Azure Role-based Access Control

1. Access Key vaults > {Key Vault Name} > Access control (IAM). The right pane provides options to view your existing level of access, assign a role, and view access to the vault.

2. Under Grant access to this resource, click Add role assignment.

3. On the Roles tab of the Add role assignment page, select Key Vault Administrator. Use the search field to search for the role.

4. Click Next.

5. On the Members tab, make sure that Assign access to is set to User, group, or service principal.

6. Click + Select members.

7. On the right, in the Select members pane, select the desired CCKM app. Use the search field to search for your CCKM app. The Selected members section shows the selected app.

8. In the right pane, click Select.

9. (Optional) Provide a basic Description of the member.

10. Click Next.

11. Review the details. If the details are incorrect or you want to modify them, click Previous and update the details.

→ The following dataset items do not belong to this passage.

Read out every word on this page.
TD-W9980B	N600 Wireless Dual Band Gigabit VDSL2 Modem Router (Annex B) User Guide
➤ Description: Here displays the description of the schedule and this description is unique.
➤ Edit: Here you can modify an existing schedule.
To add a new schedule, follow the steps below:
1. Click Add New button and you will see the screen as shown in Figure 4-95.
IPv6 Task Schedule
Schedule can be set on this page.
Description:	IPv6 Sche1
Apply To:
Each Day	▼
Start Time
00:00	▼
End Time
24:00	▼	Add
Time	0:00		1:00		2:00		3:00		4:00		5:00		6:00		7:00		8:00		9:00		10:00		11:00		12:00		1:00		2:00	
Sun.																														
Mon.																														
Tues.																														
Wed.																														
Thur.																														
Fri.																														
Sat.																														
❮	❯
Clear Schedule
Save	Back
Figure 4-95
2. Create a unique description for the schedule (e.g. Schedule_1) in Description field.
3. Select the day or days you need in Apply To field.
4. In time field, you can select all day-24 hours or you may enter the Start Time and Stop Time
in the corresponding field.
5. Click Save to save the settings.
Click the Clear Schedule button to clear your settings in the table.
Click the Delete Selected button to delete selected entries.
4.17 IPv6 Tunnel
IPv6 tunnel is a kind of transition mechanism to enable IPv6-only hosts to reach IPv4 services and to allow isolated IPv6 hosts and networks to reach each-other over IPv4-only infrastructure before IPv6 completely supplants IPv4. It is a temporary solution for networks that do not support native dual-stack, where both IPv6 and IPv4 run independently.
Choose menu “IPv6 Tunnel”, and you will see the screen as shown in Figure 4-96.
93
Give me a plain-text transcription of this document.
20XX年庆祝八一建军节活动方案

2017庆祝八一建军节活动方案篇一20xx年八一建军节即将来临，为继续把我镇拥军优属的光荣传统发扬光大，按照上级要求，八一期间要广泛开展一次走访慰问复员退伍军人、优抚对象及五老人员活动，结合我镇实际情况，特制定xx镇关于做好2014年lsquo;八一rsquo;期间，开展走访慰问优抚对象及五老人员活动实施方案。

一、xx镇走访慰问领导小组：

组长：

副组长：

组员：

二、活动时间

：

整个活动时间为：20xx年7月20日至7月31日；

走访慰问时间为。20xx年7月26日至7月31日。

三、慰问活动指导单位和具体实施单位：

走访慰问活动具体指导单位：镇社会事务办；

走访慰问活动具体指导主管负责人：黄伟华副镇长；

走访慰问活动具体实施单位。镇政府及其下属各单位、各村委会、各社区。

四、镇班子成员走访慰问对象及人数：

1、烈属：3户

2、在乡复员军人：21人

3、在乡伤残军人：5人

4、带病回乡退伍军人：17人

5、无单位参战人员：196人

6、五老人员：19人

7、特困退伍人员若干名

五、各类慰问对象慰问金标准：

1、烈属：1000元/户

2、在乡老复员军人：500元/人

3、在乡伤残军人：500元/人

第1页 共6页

12. Click Review + assign. The selected role with desired permissions is assigned to the CCKM app.

Add Azure Connection on CipherTrust Manager

Before you can add an Azure vault to the CCKM, an Azure connection must already exist on the CipherTrust Manager. A CipherTrust Manager administrator manages connections to external resources on the Access Management > Connections Management page of the CipherTrust Manager GUI. Refer to Connections Management for details.

Now, Azure vaults and Azure keys can be managed on the CipherTrust Manager.